Calculating the BLEU Score in Python

To calculate the BLEU score, we need to provide the reference and candidate sentences in the form of tokens.

We will learn how to do that and compute the score in this section. Let’s start with importing the necessary modules.

from nltk.translate.bleu_score import sentence_bleu

Now we can input the reference sentences in the form of a list. We also need to create tokens out of sentences before passing them to the sentence_bleu() function.

1. Input and Split the Sentences

The sentences in our reference list are:


'this is a dog'
'it is dog'
'dog it is'
'a dog, it is'

We can split them into tokens using the split function.


reference = [
    'this is a dog'.split(),
    'it is dog'.split(),
    'dog it is'.split(),
    'a dog, it is'.split() 
]
print(reference)

Output:


[['this', 'is', 'a', 'dog'], ['it', 'is', 'dog'], ['dog', 'it', 'is'], ['a', 'dog,', 'it', 'is']]

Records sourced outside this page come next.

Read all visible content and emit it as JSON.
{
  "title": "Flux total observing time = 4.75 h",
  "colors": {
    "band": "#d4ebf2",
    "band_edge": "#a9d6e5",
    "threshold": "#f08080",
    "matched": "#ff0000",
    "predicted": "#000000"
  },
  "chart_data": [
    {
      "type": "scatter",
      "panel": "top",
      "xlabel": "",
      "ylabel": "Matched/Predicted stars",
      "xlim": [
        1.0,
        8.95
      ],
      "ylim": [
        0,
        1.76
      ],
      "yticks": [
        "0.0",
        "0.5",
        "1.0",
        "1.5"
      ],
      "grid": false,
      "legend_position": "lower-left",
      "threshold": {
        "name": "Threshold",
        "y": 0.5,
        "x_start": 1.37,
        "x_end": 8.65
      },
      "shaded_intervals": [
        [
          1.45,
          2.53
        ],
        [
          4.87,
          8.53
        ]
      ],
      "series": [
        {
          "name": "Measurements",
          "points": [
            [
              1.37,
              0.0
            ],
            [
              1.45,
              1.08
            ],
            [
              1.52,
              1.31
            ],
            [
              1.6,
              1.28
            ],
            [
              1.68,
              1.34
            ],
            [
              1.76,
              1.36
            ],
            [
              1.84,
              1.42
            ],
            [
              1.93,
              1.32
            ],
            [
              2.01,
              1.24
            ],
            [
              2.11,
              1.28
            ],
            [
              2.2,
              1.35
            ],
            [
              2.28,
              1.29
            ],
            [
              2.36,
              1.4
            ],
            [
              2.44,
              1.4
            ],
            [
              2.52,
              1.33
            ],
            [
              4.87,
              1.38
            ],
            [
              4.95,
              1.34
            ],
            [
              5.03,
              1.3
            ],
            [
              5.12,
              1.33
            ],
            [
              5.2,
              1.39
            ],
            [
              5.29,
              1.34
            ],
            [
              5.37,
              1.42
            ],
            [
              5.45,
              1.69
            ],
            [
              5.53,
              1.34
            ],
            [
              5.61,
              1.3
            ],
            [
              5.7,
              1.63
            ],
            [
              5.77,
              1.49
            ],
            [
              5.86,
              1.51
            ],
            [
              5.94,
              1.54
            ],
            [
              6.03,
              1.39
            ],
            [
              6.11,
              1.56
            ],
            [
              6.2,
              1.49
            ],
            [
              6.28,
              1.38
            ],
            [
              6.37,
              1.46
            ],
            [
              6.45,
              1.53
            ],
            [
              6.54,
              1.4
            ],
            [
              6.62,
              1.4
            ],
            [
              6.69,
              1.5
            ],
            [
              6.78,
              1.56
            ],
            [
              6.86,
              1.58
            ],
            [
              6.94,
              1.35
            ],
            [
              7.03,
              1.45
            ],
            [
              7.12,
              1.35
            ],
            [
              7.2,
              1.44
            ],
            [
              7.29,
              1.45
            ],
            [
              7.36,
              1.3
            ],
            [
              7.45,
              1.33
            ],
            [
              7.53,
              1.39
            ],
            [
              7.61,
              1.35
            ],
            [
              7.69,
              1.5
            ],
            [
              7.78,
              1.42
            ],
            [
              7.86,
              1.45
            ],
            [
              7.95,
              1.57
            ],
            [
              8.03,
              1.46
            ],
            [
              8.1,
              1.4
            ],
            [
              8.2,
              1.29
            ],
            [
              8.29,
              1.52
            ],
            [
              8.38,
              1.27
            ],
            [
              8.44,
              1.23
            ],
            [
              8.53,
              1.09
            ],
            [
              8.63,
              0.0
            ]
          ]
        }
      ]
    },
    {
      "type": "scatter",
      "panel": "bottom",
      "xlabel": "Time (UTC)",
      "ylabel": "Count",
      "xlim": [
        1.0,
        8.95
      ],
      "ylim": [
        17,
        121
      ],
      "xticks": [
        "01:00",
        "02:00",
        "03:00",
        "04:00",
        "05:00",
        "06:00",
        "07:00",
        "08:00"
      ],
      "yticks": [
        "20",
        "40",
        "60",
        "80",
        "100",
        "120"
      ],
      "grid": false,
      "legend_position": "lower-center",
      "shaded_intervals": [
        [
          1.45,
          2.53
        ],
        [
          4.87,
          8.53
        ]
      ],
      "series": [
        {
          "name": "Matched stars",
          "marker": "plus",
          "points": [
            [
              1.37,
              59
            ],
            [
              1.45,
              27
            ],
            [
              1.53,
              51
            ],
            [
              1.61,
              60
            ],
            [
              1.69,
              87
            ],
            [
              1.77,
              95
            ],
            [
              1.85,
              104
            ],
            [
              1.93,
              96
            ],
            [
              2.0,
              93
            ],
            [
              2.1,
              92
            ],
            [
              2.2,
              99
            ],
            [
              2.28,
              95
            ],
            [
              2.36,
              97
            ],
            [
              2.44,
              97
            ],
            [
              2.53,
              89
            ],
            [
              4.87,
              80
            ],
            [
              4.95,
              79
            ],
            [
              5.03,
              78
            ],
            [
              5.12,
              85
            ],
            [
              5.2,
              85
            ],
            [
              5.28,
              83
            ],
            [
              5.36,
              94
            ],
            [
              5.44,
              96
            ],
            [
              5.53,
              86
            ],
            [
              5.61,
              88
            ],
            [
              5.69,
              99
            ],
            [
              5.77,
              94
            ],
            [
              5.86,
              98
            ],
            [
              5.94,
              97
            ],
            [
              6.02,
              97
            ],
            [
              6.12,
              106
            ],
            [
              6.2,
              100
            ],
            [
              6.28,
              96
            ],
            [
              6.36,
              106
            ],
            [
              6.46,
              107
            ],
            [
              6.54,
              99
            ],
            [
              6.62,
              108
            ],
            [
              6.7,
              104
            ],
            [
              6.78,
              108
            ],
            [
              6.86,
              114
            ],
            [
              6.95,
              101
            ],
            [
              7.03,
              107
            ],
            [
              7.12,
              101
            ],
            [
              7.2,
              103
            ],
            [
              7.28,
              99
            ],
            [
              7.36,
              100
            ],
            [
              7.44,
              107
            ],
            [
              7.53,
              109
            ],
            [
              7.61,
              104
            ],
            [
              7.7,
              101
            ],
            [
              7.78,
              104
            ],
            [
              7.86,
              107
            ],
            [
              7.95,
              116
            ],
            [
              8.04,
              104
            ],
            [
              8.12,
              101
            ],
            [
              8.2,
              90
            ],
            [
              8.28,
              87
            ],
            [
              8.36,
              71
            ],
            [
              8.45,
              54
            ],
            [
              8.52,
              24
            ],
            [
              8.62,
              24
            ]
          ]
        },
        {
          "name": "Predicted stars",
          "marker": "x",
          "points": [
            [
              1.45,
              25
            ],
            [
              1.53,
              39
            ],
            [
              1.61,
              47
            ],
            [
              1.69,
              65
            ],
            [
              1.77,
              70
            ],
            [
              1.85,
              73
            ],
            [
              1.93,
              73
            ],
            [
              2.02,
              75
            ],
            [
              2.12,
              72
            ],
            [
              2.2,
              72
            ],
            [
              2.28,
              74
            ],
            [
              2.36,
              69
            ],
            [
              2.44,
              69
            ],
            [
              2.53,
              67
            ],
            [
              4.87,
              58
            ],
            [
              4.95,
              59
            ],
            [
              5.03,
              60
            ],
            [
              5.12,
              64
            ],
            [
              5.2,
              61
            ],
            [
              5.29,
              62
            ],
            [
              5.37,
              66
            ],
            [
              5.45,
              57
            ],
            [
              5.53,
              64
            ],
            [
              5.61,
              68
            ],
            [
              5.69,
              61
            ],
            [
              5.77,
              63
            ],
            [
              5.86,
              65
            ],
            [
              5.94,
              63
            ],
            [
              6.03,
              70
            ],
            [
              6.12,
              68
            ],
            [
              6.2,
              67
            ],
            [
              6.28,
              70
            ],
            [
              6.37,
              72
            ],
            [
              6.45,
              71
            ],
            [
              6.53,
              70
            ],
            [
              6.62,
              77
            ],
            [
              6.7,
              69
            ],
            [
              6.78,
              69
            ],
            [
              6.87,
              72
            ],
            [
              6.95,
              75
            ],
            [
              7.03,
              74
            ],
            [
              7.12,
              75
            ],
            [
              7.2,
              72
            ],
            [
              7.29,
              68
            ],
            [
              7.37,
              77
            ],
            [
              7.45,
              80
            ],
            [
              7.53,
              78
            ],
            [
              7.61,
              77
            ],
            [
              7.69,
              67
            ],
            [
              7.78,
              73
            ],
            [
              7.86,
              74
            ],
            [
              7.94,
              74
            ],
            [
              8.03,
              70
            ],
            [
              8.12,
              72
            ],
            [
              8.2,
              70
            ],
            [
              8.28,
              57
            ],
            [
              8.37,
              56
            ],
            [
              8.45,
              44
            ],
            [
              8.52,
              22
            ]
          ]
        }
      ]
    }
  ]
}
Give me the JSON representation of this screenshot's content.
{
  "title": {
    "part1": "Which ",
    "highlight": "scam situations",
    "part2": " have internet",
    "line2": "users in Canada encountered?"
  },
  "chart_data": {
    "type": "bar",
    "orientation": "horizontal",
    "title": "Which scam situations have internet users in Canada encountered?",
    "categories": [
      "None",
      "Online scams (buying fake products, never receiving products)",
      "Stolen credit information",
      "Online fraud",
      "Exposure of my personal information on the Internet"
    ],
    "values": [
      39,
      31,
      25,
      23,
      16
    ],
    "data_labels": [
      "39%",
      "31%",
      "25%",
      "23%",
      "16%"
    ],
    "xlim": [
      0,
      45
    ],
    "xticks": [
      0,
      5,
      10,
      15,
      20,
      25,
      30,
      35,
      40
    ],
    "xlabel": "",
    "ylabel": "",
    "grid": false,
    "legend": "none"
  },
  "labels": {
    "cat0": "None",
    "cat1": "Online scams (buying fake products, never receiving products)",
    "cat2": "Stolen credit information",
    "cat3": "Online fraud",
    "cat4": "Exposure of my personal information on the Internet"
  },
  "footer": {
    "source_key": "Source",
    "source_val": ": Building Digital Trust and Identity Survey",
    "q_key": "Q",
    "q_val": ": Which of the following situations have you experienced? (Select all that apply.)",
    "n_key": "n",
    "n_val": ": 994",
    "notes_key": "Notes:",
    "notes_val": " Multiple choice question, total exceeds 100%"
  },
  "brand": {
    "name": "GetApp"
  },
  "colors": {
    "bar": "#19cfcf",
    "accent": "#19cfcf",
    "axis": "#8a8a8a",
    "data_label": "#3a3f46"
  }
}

This is what the sentences look like in the form of tokens. Now we can call the sentence_bleu() function to calculate the score.

2. Calculate the BLEU Score in Python

To calculate the score use the following lines of code:


candidate = 'it is dog'.split()
print('BLEU score -> {}'.format(sentence_bleu(reference, candidate)))

Output:

We get a perfect score of 1 as the candidate sentence belongs to the reference set. Let’s try another one.


candidate = 'it is a dog'.split()
print('BLEU score -> {}'.format(sentence_bleu(reference, candidate)))

Output:


BLEU score -> 0.8408964152537145

We have the sentence in our reference set, but it isn’t an exact match. This is why we get a 0.84 score.

3. Complete Code for Implementing BLEU Score in Python


from nltk.translate.bleu_score import sentence_bleu
reference = [
    'this is a dog'.split(),
    'it is dog'.split(),
    'dog it is'.split(),
    'a dog, it is'.split() 
]
candidate = 'it is dog'.split()
print('BLEU score -> {}'.format(sentence_bleu(reference, candidate)))

candidate = 'it is a dog'.split()
print('BLEU score -> {}'.format(sentence_bleu(reference, candidate)))

4. Calculating the n-gram Score

While matching sentences you can choose the number of words you want the model to match at once. For example, you can choose for words to be matched one at a time (1-gram). Alternatively, you can also choose to match words in pairs (2-gram) or triplets (3-grams).

In the sentence_bleu() function you can pass an argument with weights corresponding to the individual grams.

For example, to calculate gram scores individually you can use the following weights:

  • Individual 1-gram: (1, 0, 0, 0)
  • Individual 2-gram: (0, 1, 0, 0)
  • Individual 3-gram: (0, 0, 1, 0)
  • Individual 4-gram: (0, 0, 0, 1)

Python code for the same is given below:


from nltk.translate.bleu_score import sentence_bleu
reference = [
    'this is a dog'.split(),
    'it is dog'.split(),
    'dog it is'.split(),
    'a dog, it is'.split() 
]
candidate = 'it is a dog'.split()

print('Individual 1-gram: %f' % sentence_bleu(reference, candidate, weights=(1, 0, 0, 0)))
print('Individual 2-gram: %f' % sentence_bleu(reference, candidate, weights=(0, 1, 0, 0)))
print('Individual 3-gram: %f' % sentence_bleu(reference, candidate, weights=(0, 0, 1, 0)))
print('Individual 4-gram: %f' % sentence_bleu(reference, candidate, weights=(0, 0, 0, 1)))

Output:


Individual 1-gram: 1.000000
Individual 2-gram: 1.000000
Individual 3-gram: 0.500000
Individual 4-gram: 1.000000

By default, the sentence_bleu() function calculates the cumulative 4-gram BLEU score, also called BLEU-4. The weights for BLEU-4 are as follows:

Let’s see the BLEU-4 code:


score = sentence_bleu(reference, candidate, weights=(0.25, 0.25, 0.25, 0.25))
print(score)

Output:

That’s the exact score we got without the n-gram weights added.

Conclusion

This tutorial was about calculating the BLEU score in Python. We learned what it is and how to calculate individual and cumulative n-gram BLEU scores. Hope you had fun learning with us!